De acordo com o delegado Marcelo Martins, responsável pelo caso, a perícia técnica descartou falhas no sistema eletrônico de prescrição do hospital. O laudo concluiu que a escolha da via de administração do medicamento é feita diretamente pelo médico, e não de forma automática, como o vídeo sugeria.

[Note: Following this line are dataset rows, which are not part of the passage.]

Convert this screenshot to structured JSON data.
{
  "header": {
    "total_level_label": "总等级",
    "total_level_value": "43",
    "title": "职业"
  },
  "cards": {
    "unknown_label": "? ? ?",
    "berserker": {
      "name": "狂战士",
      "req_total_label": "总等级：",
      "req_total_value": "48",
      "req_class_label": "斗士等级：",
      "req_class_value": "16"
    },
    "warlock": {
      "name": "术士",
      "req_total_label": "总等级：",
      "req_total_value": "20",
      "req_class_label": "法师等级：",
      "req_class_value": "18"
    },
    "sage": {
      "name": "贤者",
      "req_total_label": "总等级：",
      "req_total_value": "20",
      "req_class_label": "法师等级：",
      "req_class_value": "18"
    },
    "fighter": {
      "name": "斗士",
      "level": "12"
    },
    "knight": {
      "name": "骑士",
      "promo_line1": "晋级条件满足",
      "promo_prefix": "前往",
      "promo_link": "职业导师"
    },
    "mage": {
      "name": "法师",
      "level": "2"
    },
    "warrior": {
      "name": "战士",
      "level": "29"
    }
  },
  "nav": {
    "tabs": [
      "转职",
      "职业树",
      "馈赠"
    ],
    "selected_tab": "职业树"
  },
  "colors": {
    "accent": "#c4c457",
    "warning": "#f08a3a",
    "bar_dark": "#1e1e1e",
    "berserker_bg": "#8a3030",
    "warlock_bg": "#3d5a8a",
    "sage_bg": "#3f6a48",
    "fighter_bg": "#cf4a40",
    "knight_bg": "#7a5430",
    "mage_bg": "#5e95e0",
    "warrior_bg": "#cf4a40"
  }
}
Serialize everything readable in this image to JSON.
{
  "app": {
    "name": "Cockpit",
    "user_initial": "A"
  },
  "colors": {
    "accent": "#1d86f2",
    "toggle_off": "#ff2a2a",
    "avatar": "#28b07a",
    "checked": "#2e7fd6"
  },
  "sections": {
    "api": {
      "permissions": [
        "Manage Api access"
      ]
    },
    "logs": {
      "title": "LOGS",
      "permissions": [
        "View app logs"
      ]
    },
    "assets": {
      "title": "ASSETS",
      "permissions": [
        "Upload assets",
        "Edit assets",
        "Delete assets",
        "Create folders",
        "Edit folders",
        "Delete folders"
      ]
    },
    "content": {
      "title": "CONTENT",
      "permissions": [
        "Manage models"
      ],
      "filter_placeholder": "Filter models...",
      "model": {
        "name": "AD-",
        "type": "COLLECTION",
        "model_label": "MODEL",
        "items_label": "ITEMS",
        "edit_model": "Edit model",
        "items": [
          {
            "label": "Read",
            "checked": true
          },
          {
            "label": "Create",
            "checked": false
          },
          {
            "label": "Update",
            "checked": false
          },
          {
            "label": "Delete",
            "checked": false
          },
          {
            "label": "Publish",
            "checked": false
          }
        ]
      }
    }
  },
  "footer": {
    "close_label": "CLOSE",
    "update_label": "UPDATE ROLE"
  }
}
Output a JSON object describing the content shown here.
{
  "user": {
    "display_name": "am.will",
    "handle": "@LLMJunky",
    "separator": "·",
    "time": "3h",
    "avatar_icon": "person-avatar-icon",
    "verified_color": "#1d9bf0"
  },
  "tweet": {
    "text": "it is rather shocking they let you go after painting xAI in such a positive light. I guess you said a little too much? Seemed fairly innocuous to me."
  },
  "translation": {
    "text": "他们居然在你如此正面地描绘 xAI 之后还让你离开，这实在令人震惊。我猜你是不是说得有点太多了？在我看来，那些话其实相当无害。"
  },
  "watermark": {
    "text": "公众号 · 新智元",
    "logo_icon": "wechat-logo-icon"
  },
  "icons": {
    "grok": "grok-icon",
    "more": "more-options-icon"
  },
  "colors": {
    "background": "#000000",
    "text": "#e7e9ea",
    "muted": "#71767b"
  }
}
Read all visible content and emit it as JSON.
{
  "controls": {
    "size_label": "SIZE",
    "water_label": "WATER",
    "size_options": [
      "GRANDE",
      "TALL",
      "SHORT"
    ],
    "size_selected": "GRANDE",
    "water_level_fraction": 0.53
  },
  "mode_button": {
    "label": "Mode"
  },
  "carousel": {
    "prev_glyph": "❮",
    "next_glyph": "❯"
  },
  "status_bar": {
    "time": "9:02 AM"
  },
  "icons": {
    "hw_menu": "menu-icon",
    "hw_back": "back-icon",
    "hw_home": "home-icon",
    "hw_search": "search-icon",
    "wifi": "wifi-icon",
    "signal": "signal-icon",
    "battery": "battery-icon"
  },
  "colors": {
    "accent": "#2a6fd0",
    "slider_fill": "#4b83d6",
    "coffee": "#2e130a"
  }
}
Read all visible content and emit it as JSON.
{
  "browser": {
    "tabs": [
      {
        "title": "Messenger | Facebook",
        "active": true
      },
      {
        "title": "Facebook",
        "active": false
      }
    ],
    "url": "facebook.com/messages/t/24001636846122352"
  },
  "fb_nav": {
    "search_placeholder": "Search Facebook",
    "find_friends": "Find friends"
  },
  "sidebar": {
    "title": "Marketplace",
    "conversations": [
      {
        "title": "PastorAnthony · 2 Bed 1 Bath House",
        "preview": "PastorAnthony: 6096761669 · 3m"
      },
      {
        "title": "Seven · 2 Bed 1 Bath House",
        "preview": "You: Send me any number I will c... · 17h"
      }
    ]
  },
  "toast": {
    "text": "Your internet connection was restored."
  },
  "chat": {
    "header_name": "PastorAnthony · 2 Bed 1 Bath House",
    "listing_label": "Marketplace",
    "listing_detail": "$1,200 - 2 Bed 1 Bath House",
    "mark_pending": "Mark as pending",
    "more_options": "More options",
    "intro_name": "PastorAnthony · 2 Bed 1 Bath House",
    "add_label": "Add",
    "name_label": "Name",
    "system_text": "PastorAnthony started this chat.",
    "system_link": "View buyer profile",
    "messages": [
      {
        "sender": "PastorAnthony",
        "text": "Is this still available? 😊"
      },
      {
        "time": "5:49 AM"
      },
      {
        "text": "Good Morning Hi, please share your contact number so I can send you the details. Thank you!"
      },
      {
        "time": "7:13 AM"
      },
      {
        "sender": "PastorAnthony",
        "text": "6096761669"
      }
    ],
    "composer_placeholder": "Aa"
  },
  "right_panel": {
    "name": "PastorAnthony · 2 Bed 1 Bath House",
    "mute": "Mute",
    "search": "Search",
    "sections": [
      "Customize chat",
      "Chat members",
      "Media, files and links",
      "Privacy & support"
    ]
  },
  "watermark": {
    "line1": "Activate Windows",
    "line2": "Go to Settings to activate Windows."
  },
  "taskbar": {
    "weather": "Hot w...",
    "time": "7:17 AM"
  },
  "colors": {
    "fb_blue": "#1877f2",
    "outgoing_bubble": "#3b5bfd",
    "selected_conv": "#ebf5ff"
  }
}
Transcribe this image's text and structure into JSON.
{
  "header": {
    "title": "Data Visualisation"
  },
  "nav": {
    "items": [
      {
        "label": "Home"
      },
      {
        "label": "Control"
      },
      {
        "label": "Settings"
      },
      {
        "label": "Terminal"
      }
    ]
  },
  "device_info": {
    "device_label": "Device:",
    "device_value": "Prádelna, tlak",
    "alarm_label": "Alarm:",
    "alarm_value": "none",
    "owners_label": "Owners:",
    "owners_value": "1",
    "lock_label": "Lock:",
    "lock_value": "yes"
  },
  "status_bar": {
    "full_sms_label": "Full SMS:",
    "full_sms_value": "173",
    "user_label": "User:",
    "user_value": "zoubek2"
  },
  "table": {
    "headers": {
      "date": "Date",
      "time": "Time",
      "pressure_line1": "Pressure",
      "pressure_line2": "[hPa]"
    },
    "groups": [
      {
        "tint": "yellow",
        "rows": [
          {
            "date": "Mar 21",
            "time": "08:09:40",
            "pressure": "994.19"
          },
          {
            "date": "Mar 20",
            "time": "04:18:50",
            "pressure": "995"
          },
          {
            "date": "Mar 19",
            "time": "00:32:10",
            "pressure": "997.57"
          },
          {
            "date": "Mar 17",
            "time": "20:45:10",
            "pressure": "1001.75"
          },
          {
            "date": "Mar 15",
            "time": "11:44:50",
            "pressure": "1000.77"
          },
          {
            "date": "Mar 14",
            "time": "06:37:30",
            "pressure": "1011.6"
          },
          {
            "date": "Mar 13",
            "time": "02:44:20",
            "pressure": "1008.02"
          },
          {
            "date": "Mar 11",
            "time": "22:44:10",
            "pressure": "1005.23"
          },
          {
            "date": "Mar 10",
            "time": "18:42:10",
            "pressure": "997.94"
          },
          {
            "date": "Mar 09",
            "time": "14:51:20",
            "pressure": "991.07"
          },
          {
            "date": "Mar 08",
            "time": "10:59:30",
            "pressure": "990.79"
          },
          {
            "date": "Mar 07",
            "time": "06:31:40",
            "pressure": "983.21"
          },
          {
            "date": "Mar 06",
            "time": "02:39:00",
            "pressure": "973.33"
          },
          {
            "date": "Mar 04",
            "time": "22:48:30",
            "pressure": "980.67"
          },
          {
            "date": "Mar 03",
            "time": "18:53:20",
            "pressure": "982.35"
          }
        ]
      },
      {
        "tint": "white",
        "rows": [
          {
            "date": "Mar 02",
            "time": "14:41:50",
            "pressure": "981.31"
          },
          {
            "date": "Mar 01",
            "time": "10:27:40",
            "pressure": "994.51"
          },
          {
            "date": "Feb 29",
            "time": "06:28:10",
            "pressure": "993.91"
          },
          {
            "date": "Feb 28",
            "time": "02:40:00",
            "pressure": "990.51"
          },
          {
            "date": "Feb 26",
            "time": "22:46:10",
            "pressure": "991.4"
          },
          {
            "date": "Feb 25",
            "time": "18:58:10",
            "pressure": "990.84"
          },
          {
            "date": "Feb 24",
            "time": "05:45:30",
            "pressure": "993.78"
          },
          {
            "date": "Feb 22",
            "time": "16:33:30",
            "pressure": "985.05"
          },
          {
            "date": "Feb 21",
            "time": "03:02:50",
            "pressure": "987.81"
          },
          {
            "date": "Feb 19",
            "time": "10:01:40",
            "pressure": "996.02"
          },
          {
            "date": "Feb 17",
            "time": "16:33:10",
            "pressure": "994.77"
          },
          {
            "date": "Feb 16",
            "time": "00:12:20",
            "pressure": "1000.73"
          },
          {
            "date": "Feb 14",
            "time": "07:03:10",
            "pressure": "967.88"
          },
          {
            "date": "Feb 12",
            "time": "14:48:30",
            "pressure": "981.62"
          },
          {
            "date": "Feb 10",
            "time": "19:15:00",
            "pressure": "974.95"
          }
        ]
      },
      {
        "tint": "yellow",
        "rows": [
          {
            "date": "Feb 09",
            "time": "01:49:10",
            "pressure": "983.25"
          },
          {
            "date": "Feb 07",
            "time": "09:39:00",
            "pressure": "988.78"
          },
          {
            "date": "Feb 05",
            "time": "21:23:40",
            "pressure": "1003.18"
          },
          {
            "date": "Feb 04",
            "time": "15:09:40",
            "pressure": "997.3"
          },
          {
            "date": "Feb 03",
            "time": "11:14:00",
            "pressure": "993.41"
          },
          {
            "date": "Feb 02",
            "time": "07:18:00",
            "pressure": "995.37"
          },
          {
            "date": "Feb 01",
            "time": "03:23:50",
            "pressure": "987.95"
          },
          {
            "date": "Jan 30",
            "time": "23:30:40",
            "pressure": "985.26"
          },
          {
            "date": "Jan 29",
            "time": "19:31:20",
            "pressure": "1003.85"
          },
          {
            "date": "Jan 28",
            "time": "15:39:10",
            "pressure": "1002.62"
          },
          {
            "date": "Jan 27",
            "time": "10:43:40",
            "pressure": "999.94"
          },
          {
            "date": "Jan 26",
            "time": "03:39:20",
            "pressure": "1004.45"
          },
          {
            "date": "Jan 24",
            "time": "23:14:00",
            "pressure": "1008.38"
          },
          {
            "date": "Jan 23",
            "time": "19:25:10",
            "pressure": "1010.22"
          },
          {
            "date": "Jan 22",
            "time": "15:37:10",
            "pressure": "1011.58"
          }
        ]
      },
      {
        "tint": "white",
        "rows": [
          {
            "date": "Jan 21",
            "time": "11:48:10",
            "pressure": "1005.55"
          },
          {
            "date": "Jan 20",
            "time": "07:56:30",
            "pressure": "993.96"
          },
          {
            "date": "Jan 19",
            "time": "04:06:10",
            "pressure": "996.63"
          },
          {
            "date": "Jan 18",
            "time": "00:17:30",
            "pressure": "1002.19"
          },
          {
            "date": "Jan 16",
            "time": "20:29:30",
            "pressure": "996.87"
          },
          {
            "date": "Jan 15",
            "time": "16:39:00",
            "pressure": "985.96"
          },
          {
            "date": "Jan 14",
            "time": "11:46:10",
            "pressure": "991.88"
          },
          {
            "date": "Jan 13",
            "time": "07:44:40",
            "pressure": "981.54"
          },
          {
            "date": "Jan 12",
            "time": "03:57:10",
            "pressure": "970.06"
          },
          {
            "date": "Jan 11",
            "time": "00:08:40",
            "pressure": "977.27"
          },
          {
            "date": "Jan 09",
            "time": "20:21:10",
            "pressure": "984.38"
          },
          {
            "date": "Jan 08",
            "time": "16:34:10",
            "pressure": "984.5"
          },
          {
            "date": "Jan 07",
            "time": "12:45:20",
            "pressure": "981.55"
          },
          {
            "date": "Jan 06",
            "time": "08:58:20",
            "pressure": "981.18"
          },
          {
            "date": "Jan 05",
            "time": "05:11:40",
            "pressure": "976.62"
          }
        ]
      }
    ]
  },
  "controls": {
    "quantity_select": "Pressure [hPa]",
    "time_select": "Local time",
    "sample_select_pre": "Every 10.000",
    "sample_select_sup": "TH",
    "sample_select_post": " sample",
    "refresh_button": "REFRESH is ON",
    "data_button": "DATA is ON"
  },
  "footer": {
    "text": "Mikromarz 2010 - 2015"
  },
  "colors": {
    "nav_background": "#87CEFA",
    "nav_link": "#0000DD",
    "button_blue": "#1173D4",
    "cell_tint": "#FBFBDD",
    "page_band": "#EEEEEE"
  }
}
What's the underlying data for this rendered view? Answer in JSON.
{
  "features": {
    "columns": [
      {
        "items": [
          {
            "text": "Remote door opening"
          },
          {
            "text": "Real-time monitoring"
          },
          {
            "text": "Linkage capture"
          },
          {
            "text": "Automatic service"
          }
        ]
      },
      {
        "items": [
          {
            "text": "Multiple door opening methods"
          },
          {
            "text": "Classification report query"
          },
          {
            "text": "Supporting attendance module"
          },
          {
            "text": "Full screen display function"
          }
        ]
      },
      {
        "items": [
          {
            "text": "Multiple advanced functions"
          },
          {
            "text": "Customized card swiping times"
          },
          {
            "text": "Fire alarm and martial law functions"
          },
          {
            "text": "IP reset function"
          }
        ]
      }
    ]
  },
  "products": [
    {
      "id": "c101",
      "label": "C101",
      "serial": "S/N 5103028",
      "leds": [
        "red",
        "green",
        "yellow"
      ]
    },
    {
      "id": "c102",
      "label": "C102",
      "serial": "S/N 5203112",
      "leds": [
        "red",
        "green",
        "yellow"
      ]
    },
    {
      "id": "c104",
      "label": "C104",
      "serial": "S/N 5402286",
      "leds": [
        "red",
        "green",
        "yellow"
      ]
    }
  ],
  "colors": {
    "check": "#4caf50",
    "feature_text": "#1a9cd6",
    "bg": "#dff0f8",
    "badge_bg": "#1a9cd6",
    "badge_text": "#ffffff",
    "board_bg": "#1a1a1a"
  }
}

Com isso, a polícia passou a investigar também a possibilidade de fraude processual. Além da médica, outras pessoas podem ter participado da adulteração do conteúdo, entre elas a irmã da profissional, a estudante de medicina Geovana Brasil, que prestou depoimento e optou por permanecer em silêncio. Uma terceira médica também é citada na apuração.
Segundo a investigação e relatos da família, Benício deu entrada em um hospital particular com tosse seca e suspeita de laringite. Durante o atendimento, a médica prescreveu, além de outros medicamentos, doses de adrenalina por via intravenosa, consideradas inadequadas para o quadro clínico, além de uma alta dosagem.
Ainda conforme o pai da criança, a prescrição indicava três doses de 3 ml a cada 30 minutos, o que gerou questionamentos da família no momento do atendimento. Mesmo assim, a aplicação foi realizada.
Após a primeira dose, o menino apresentou piora súbita. O quadro evoluiu rapidamente, com queda na oxigenação, necessidade de atendimento na sala vermelha e posterior internação na UTI. Durante o tratamento, Benício sofreu múltiplas paradas cardíacas e não resistiu.
O celular da médica foi apreendido e encaminhado para análise. Segundo a polícia, o vídeo considerado adulterado foi encontrado no aparelho durante buscas. O inquérito segue em andamento e aguarda a conclusão de laudos periciais, incluindo o exame de necropsia.
O caso é acompanhado pelo Ministério Público do Amazonas. Em nota, o hospital informou que a médica e a técnica de enfermagem foram afastadas e que foi aberta uma investigação interna.